May 18, 2015

Scott Walker's Pay-to-Play Scandal Lights Up Corruption

Scott Walker Evades the Nation yesterday
Epic Failure Is Now Full-fledged Scandal

Scott Walker found an inventive way to award political donors when he took office: Take the state Dept. of Commerce, partially privatize it and use the money in a slick pay-to-play scheme, the Wisconsin Economic Development Corporation (WEDC).

Never mind recipients of WEDC largess, Walker's political backers, promptly took the money and shipped jobs overseas (Brown, One Wisconsin Now) while making out like bandits.

As WEDC's Chair, Walker has crowed about WEDC since he took office and he and WEDC officials have taken a series of recent overseas junkets that Walker calls "trade missions."

Scott Walker suggested yesterday this makes him the most qualified candidate for the presidency because of his gubernatorial "leadership," enhanced by the tax payer-financed 'trade missions' from which Walker has divined foreign policy wisdom (CBS Face the Nation (May 17, 2015, via Raw Story)).

WEDC has become another dirty scandal for Walker, and a series of state audits ripped Walker's operation seemingly since its inception in July 2011, forcing Walker to defend WEDC from South Carolina in early May (DeFour, Wisconsin State Journal), and then this weekend hurriedly calling for the elimination of all economic development loans without notifying the WEDC Board. (DeFour, Wisconsin State Journal)

WEDC Chairman Walker is head-deep in dirt chronicled in a new series by the Wisconsin State Journal: Dissenting a Bad Idea. (DeFour and Hall), and Company Obtained Loan from WEDC, Unsuccessful Elsewhere (Hall) detailing how Walker cronies fronted for Walker donors to get money from WEDC.

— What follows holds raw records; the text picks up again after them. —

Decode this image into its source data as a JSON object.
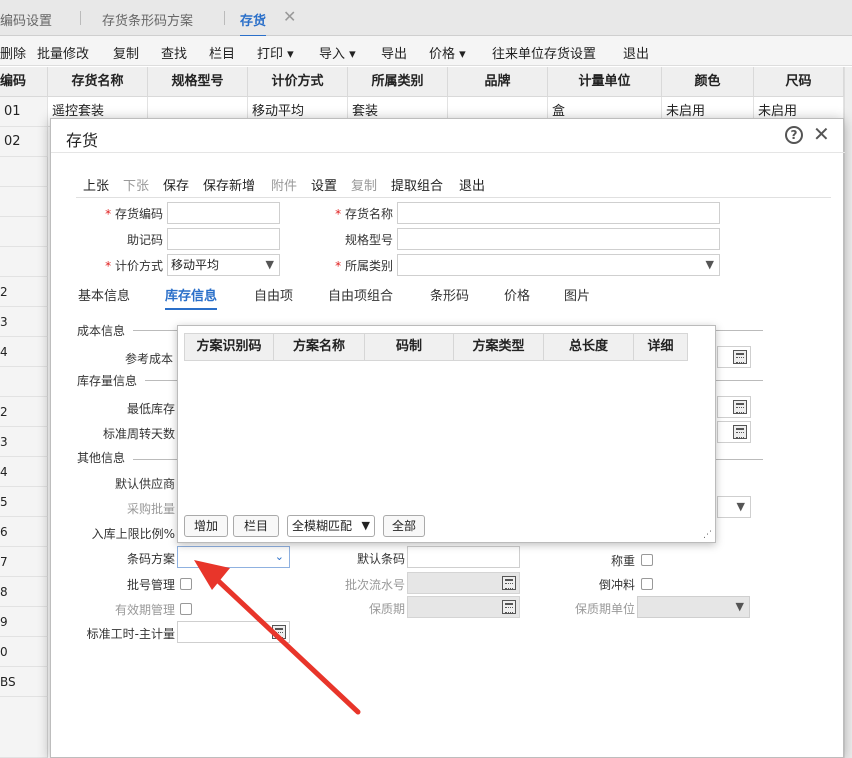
{
  "page_tabs": [
    {
      "label": "编码设置"
    },
    {
      "label": "存货条形码方案"
    },
    {
      "label": "存货"
    }
  ],
  "toolbar": [
    "删除",
    "批量修改",
    "复制",
    "查找",
    "栏目",
    "打印",
    "导入",
    "导出",
    "价格",
    "往来单位存货设置",
    "退出"
  ],
  "grid": {
    "headers": [
      "编码",
      "存货名称",
      "规格型号",
      "计价方式",
      "所属类别",
      "品牌",
      "计量单位",
      "颜色",
      "尺码"
    ],
    "rows": [
      [
        "01",
        "遥控套装",
        "",
        "移动平均",
        "套装",
        "",
        "盒",
        "未启用",
        "未启用"
      ],
      [
        "02",
        "",
        "",
        "",
        "",
        "",
        "",
        "",
        ""
      ]
    ],
    "row_codes": [
      "2",
      "3",
      "4",
      "2",
      "3",
      "4",
      "5",
      "6",
      "7",
      "8",
      "9",
      "0",
      "BS"
    ]
  },
  "dialog": {
    "title": "存货",
    "help_icon": "?",
    "close_icon": "✕",
    "toolbar": [
      {
        "label": "上张"
      },
      {
        "label": "下张"
      },
      {
        "label": "保存"
      },
      {
        "label": "保存新增"
      },
      {
        "label": "附件"
      },
      {
        "label": "设置"
      },
      {
        "label": "复制"
      },
      {
        "label": "提取组合"
      },
      {
        "label": "退出"
      }
    ],
    "fields": {
      "code_label": "存货编码",
      "code_value": "",
      "name_label": "存货名称",
      "name_value": "",
      "mnemonic_label": "助记码",
      "mnemonic_value": "",
      "spec_label": "规格型号",
      "spec_value": "",
      "valuation_label": "计价方式",
      "valuation_value": "移动平均",
      "category_label": "所属类别",
      "category_value": ""
    },
    "sub_tabs": [
      "基本信息",
      "库存信息",
      "自由项",
      "自由项组合",
      "条形码",
      "价格",
      "图片"
    ],
    "active_sub_tab": "库存信息",
    "sections": {
      "cost": "成本信息",
      "stock": "库存量信息",
      "other": "其他信息"
    },
    "labels": {
      "ref_cost": "参考成本",
      "min_stock": "最低库存",
      "std_turnover_days": "标准周转天数",
      "default_supplier": "默认供应商",
      "purchase_batch": "采购批量",
      "inbound_ratio": "入库上限比例%",
      "barcode_scheme": "条码方案",
      "default_barcode": "默认条码",
      "weigh": "称重",
      "batch_mgmt": "批号管理",
      "batch_serial": "批次流水号",
      "backflush": "倒冲料",
      "expiry_mgmt": "有效期管理",
      "shelf_life": "保质期",
      "shelf_life_unit": "保质期单位",
      "std_hours": "标准工时-主计量"
    },
    "popup": {
      "headers": [
        "方案识别码",
        "方案名称",
        "码制",
        "方案类型",
        "总长度",
        "详细"
      ],
      "buttons": {
        "add": "增加",
        "columns": "栏目",
        "match": "全模糊匹配",
        "all": "全部"
      }
    }
  },
  "colors": {
    "accent": "#2a6fc9",
    "required": "#e02020",
    "arrow": "#e8352a"
  }
}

A bill authored by State Sen. Dave Hansen (D-Green Bay) that would ban companies receiving WEDC money shipping jobs overseas is being blocked by Wisconsin Republicans with no comment from Walker on the bill who avoids questions like Poison Oak in mid-Summer.

Walker has presided over WEDC that has funneled $100s of millions in state grants, loans, bonds and tax credits, many to Walker donors maxed out in political donations to Walker, after which WEDC created arguably a paltry 5,000 jobs as of 2014 after Walker promised 50,000 new jobs (Bottari, The Capital Times).

Scott Walker presents the WEDC disaster and its trade missions as making him fit to lead the country as president because Walker says—in a fast-talking, semi-coherent answer—he has garnered foreign policy insights, in response to this question below from Bob Schieffer of CBS Face the Nation yesterday. Walker's response this morning to the WEDC scandal is here.

Though Walker's response is typically impenetrable, the question now is: Is what Walker and WEDC did legal?